Bapak Ai adalah satu-satunya tulang punggung sehingga kejadian itu membuat peran ibu Ai dalam keluarga bertambah. Ibu rumah tangga sekaligus pencari nafkah. Ibu Ai berencana menggunakan uang tabungan untuk membuka toko kecil yang menjual sembako. Toko tidak perlu dibangun sebab ibu Ai akan menggunakan kamar adik bungsu Ai sebagai tempatnya. Jadi ibu hanya perlu membeli lemari untuk meletakkan barang-barang dagangan. 

“Ibu membicarakan soal itu pada paklek Danang dan bude Nur. Dan tahu bagaimana reaksi mereka?”

Reaksi kedua orang itu merupakan salah satu latar belakang Ai melakukan presentasi ide. Sebelum memberitahukan jawaban, Ai meminta teman-teman sekelas menebak. Namun kesempatan itu hanya diberikan pada tiga orang. Aknan dan Dila menjawab bahwa reaksi mereka mendukung dengan alasan satu keluarga. Sementara Kia menjawab tidak mendukung dengan alasan satu keluarga tidak selalu sedekat itu.

“Jawaban Kia adalah benar tapi alasannya bukan itu.”

Sepotong amplop berisi uang 100 ribu Ai hadiahkan pada Kia. Semua orang berkata wah karena sebelumnya tidak ada kesepakatan jika Ai akan memberi sesuatu pada penjawab yang benar. Kia semringah begitu mengintip isi amplopnya.

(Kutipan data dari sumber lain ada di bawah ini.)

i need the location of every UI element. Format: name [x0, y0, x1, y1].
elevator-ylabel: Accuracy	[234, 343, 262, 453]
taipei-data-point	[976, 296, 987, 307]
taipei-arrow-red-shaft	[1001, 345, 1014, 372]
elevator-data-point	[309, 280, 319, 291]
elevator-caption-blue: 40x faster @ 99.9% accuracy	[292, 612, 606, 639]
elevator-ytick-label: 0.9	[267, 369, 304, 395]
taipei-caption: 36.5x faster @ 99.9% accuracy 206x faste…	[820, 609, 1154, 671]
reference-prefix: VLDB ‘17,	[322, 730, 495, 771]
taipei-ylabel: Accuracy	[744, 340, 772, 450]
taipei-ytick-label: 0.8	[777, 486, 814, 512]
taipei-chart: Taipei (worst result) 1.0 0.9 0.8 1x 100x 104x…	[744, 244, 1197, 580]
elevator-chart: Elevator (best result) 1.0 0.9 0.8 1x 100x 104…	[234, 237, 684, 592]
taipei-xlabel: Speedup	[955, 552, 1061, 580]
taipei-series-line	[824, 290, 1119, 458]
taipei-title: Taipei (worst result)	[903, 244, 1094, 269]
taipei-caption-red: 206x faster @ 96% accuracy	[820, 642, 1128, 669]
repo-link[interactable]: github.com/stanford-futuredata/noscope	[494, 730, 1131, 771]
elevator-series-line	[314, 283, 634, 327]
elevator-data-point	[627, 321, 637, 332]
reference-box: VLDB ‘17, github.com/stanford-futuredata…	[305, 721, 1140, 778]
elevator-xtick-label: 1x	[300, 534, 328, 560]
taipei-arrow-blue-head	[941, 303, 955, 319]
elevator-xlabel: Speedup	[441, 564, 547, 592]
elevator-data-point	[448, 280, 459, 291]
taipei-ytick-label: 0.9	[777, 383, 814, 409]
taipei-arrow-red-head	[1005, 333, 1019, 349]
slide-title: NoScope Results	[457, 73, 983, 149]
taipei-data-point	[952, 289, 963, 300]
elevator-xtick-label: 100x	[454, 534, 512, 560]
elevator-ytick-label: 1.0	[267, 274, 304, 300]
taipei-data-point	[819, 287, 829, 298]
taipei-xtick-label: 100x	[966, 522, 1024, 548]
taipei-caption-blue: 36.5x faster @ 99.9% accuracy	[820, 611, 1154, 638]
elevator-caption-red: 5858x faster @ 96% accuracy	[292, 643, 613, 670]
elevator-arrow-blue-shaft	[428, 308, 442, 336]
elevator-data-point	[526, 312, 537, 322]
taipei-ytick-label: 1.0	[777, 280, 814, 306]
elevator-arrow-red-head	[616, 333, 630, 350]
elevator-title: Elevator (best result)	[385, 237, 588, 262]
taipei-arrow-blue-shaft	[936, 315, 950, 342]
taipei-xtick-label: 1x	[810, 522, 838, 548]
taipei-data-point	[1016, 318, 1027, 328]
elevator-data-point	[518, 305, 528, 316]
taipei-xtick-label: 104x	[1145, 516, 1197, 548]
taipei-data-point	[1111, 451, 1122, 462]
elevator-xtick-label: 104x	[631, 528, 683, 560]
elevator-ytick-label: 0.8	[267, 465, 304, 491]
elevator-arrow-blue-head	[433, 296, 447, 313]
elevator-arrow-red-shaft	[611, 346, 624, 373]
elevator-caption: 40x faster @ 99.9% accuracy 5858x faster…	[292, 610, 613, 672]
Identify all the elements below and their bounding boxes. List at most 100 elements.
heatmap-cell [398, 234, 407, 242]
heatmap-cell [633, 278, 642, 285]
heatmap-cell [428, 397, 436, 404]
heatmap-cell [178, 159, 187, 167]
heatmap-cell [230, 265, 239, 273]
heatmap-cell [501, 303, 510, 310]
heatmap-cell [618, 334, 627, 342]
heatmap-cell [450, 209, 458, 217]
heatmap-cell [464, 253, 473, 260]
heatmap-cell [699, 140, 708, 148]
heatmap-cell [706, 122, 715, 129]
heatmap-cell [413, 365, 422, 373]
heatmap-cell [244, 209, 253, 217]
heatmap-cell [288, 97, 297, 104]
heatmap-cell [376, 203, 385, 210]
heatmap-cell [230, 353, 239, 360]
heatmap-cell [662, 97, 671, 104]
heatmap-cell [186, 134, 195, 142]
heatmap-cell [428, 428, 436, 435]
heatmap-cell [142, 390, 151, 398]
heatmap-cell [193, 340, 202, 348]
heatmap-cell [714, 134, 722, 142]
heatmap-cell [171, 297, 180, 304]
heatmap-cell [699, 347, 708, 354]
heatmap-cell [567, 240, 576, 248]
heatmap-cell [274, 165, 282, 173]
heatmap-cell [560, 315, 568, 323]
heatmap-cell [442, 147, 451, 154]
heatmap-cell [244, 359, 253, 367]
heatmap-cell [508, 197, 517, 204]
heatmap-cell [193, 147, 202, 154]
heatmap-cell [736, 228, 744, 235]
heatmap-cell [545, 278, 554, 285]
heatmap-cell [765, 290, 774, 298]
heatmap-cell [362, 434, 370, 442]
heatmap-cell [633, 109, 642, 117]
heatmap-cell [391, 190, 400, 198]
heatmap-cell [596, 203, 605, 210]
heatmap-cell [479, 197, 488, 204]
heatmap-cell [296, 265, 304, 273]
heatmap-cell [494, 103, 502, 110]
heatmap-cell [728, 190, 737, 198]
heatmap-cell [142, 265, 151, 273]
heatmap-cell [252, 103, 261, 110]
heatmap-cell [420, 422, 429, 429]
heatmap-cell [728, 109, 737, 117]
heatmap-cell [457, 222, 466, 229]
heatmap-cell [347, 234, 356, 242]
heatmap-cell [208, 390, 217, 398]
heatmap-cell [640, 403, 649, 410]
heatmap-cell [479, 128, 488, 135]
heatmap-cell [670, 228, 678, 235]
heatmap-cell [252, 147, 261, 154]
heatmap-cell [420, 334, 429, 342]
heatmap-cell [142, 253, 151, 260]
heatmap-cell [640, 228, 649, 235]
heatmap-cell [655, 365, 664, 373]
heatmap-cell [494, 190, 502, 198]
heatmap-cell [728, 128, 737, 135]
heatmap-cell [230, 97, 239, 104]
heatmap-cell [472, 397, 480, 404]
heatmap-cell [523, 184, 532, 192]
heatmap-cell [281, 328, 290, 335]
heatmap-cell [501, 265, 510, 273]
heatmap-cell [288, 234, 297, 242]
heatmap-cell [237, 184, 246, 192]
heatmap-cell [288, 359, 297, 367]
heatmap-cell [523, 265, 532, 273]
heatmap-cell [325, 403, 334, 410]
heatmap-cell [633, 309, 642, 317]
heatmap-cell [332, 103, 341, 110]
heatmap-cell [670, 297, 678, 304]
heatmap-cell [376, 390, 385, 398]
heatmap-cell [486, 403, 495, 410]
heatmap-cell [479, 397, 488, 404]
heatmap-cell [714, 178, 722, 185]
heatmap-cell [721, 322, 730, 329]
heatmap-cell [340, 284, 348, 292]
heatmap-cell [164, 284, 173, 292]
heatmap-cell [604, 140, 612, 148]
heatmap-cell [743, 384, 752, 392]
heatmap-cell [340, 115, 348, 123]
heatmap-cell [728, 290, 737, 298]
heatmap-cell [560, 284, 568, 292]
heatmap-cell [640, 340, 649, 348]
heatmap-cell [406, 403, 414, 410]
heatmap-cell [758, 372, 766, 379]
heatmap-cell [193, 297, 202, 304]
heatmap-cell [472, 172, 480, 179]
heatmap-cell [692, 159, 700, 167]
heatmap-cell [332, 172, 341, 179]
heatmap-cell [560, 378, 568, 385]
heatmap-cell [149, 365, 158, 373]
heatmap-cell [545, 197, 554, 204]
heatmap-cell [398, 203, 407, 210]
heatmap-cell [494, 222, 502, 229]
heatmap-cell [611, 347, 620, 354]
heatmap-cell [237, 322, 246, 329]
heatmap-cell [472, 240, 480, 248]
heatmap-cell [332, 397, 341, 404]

“Kami lumayan dekat, namun yang membuatku kesal adalah mereka justru menyangkut-pautkan rencana ibu dengan takhayul. Mereka mengatakan bahwa akan buruk hasilnya jika ibu membuka toko. Takut jika ada orang yang tidak suka dengan keluarga Ai lalu toko akan dibuat tidak laku menggunakan sihir.” Kepercayaan mereka akan hal-hal seperti itu memang lumayan kuat hingga sekarang. Semenjak kecil, sebelum tidur siang, bude Nur sering menceritakan pada Ai tentang pengalaman mistis dirinya maupun orang-orang. Ada yang diculik Nyi Roro Kidul, disembunyikan Wewe Gombel, pesugihan yang membawa petaka, lalu kata bude Nur, ia pernah melihat hantu uwil sepulang mengaji ketika masih kecil. Uwil adalah hantu anak-anak. Namun saat itu ia menampakkan diri dengan tubuh dan wajah tua. Ia tidak mengganggu bude Nur. Hanya melewati jalanan dan tidak sengaja terlihat bude Nur. Sensasi mendengar kisah-kisah itu sangat menegangkan dan membuat Ai ketagihan kala itu. Kendati sekarang Ai meragukan kebenarannya.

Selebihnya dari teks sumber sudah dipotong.